I had the pleasure of sitting in a commentary box next to Luke Hodge on Friday night and listening to his views on various AFL topics.

One of his interesting insights came when he mentioned Tom Liberatore's decision to play a football game in Vietnam after the Bulldogs' grand final celebration. Liberatore's decision was a one-off and not overly significant. But to Hodge it spoke of a mindset, and reminded him of the effect success had on the Hawks after their 2008 victory, and how this was significantly different to their mindset after they won their next flag in 2013.

Few in the modern game would be able to contrast what it's like to win a flag with a young team versus what it's like to win one with on older team better than Hodge. After the Hawks' 2008 premiership, Hodge explained how their focus was on savouring their incredible achievement with plenty of celebrating, as is the natural reaction. However, it left some players coming back to training a little bit off fitness-wise.

The other component Hodge mentioned was that, as a younger side, the 2008 Hawks felt there was plenty of time for them to achieve premiership success again. However, when they won their next flag, in 2013, Hodge said the focus was immediately on coming back fitter next year so that they could experience success again. They were acutely aware of how hard it had been to earn success again after their initial breakthrough victory. It's an unnatural way to respond to such a significant achievement but, as history will show, winning back-to-back flags is an unnatural event.

Hodge isn't the only person to discuss the Bulldogs' slide in form this season. Some have labelled it as a premiership hangover, something Peter Gordon has taken exception to. In Saturday's Herald Sun, Gordon spoke about the "severe anxiety" he suffered during games last year, and that he was now trying to "sit back, enjoy a game and not be so anxious". However, he said this shouldn't be seen as him or anyone else at the club not caring as much as they have in the past.

All involved at the Western Bulldogs should be incredibly proud of what they achieved last year, but the reality is that somewhere else in the competition there are still people pacing the corridors, making themselves sick with fear that their premiership dream may not come true this year. They will be taking sport more seriously than it was ever intended to be taken, but they will be the ones celebrating at the end of the year, and at this stage it doesn't look like it will be the Bulldogs.

Other than young premiership teams finding it harder to negotiate the natural desire to be present after success rather than thinking about next pre-season's training, the other major hurdle they tackle that older teams don't is a lack of appreciation of the finite nature of time.

Older players know how long it has taken them to reach success; they can see their footballing mortality and have plenty of teammates who have already experienced theres.
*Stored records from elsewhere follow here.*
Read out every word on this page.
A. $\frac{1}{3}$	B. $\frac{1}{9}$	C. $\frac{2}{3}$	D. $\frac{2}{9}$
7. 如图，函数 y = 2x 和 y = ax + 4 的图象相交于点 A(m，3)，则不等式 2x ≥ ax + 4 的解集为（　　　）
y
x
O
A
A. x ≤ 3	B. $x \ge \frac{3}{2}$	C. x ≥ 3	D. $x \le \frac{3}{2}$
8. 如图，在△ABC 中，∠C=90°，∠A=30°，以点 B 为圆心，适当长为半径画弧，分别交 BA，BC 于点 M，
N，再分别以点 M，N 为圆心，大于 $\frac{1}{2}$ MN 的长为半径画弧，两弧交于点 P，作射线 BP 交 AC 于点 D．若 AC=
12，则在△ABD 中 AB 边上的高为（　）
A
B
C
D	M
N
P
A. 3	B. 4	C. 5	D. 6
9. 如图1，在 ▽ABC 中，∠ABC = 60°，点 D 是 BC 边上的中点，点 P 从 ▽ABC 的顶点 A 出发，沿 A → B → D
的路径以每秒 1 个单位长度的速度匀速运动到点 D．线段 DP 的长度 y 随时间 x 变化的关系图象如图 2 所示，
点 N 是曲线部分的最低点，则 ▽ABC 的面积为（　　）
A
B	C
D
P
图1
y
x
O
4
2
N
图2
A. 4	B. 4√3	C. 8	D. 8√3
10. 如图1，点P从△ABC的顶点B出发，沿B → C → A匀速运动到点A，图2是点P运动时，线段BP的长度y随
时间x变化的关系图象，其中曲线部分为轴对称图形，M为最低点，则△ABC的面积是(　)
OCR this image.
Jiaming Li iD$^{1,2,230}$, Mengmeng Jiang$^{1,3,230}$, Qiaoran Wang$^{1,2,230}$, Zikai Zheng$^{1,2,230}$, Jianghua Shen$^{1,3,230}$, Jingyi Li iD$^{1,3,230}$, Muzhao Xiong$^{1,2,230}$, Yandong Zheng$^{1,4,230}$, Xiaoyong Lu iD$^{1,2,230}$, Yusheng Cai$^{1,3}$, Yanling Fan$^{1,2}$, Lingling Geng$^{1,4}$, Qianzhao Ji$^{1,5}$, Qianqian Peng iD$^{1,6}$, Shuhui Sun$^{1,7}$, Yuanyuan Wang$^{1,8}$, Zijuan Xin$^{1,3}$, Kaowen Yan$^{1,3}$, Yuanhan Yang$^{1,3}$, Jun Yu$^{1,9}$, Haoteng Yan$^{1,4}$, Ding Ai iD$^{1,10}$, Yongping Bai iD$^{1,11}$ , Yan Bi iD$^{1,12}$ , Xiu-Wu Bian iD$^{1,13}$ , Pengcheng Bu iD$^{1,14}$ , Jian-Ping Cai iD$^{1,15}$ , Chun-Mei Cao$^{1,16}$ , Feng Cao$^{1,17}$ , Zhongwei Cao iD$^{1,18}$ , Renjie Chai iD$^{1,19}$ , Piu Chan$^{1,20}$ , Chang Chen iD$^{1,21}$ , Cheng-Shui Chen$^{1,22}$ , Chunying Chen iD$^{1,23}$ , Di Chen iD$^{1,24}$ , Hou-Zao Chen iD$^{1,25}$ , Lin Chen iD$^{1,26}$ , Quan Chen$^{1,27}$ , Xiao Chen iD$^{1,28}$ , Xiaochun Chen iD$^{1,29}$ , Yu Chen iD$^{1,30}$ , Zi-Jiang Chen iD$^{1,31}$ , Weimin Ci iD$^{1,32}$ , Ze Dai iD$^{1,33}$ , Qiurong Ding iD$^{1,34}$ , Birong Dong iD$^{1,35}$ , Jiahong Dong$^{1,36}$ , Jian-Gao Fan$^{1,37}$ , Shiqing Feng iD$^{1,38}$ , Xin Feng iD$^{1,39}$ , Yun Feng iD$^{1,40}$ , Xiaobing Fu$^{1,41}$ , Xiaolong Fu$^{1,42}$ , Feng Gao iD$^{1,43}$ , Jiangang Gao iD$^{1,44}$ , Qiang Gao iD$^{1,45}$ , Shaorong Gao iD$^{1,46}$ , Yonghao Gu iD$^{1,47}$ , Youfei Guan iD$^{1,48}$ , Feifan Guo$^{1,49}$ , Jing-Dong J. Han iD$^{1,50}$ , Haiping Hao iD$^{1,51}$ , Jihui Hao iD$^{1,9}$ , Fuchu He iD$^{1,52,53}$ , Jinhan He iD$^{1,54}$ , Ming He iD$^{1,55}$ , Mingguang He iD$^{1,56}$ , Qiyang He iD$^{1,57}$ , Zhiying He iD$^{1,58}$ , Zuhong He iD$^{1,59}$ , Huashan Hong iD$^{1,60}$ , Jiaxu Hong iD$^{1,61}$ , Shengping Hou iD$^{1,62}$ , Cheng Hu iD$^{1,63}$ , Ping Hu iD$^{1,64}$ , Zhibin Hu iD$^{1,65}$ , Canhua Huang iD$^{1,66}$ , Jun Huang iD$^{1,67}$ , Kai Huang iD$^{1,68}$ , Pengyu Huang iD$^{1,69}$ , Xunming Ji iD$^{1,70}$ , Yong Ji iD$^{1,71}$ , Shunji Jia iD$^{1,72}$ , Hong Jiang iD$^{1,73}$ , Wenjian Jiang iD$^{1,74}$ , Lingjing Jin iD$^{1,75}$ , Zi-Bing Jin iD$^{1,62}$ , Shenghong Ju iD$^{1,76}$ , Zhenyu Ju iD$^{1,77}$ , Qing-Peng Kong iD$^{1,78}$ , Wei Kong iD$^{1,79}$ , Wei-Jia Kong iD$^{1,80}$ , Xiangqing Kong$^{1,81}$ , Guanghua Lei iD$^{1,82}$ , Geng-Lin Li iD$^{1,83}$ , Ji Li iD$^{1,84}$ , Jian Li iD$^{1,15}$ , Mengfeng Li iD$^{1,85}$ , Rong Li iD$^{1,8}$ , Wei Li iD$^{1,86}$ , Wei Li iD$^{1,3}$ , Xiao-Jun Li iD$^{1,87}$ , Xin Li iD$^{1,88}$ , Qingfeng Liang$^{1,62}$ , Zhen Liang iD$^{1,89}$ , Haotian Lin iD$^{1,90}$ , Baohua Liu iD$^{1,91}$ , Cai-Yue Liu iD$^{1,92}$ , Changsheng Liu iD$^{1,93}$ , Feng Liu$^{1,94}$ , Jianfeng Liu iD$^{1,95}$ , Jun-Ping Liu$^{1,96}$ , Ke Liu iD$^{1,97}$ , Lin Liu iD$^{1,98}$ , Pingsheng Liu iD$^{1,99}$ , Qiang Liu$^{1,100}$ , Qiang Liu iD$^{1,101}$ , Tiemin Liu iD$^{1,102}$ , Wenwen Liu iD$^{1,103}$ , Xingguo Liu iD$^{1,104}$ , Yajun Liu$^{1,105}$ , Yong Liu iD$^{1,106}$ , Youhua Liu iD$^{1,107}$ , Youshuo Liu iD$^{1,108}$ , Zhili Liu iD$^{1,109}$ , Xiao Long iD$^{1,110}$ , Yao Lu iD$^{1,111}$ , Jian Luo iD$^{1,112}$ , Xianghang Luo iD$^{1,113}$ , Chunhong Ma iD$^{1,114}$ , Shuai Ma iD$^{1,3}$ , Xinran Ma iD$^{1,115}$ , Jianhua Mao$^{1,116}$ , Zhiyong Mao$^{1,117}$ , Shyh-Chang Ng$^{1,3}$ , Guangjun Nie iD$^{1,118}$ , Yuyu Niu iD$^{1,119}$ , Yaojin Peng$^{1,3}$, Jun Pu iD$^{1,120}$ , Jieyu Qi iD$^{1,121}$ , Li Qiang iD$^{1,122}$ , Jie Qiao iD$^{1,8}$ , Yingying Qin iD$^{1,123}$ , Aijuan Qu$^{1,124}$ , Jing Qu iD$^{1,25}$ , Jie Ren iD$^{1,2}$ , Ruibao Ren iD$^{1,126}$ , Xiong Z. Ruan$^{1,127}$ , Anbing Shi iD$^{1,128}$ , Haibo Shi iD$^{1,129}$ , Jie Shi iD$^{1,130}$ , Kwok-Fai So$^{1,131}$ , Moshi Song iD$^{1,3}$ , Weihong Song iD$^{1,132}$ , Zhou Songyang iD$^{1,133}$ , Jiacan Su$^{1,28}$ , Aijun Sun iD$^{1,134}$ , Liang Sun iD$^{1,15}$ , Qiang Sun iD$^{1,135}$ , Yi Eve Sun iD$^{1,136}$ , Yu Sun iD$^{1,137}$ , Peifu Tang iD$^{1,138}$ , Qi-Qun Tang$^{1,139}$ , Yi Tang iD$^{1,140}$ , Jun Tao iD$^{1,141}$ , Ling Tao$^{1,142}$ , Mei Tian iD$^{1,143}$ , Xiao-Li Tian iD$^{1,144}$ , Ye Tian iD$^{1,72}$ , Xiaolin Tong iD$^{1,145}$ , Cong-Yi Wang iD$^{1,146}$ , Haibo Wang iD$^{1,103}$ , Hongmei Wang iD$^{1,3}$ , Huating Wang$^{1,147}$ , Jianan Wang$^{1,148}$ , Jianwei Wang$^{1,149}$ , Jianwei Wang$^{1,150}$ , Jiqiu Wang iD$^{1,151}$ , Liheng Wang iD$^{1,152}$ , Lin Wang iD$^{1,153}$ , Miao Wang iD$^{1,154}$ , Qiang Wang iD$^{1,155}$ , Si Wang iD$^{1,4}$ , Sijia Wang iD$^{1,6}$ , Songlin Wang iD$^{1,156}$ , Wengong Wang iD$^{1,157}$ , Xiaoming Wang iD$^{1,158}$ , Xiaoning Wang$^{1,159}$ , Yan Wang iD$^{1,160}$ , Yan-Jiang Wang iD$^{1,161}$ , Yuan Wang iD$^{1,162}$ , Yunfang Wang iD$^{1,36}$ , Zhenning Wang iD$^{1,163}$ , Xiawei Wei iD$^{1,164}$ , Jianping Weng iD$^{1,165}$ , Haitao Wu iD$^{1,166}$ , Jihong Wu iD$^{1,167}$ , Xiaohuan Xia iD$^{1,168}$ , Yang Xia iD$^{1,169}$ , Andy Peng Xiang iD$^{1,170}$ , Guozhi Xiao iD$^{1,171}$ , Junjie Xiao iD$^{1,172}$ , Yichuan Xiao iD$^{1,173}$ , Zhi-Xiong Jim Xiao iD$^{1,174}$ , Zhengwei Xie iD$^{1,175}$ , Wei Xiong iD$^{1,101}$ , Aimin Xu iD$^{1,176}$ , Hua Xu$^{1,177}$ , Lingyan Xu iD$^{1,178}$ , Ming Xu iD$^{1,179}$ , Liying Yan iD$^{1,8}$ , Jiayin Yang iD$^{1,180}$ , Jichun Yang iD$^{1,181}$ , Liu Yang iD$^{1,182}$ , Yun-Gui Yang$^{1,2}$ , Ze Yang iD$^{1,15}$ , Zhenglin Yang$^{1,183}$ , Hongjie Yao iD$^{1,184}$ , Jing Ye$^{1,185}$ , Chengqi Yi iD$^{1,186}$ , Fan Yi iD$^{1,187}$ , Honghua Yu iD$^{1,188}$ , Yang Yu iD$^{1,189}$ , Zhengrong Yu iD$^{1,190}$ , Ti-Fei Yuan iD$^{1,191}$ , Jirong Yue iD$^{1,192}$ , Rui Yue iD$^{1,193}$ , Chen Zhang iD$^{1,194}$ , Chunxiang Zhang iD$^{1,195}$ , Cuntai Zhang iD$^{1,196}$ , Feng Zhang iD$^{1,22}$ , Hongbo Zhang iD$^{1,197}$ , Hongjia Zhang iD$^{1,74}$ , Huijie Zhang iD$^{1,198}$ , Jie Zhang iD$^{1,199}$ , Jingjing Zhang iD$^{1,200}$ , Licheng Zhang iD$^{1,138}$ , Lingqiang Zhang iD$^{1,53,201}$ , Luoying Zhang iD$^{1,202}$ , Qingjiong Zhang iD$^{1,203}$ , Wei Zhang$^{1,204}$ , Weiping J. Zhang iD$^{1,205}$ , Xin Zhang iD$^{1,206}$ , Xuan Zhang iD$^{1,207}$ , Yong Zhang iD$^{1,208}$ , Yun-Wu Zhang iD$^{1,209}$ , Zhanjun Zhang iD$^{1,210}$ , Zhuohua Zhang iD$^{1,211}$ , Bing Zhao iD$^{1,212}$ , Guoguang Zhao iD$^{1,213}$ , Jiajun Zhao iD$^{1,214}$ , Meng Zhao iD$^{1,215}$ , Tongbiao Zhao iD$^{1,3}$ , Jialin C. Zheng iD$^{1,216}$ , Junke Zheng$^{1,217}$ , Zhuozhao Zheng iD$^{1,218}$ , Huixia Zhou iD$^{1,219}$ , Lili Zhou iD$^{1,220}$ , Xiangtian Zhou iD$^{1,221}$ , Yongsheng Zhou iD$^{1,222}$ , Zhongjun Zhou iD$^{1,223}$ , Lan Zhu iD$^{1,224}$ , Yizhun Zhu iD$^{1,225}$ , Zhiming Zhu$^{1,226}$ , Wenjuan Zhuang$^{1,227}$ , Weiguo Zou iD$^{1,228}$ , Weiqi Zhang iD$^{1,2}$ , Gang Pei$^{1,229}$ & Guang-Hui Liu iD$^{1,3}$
All of this sharpens their level of urgency about making next year as special as the current one.

An under-appreciation of time is not limited to young footballers. Admittedly, most people have limited flexibility over how they spend their working time, because of the financial needs of themselves and their family. However, of the people who can control how they spend their time, I'm forever amazed at the number who spend it in ways they don't enjoy.

Most people take far more time analysing a decision on where to spend their money, than they do analysing where they spend their time. Yet, later in life, I would imagine many of them would regret that.

Nobody embraced "possibility" more than the Bulldogs team of 2016, who conquered September when few thought they could. No one would be suggesting that they aren't trying this year or that they haven't played some football reminiscent of last year's form, but the Bulldogs' reactions to many of last year's events were unhuman.

The natural human reaction to breaking your back is to rest; instead, Dale Morris played last year's entire finals series with this ailment. They overcame the logical conclusion that teams which finish the year in seventh place or have an injured skipper don't win grand finals, and the players continued to sprint during games even though their minds would have been screaming at them to stop.

At the minute, they're playing against sides filled with players who fear that if they don't win and enjoy the success the Dogs already have, their footballing careers may lack meaning.

The challenge for the Dogs will be re-establishing why it means more to them than their opponents, which will then determine why they are willing to pay a bigger price for the win than their rivals each week.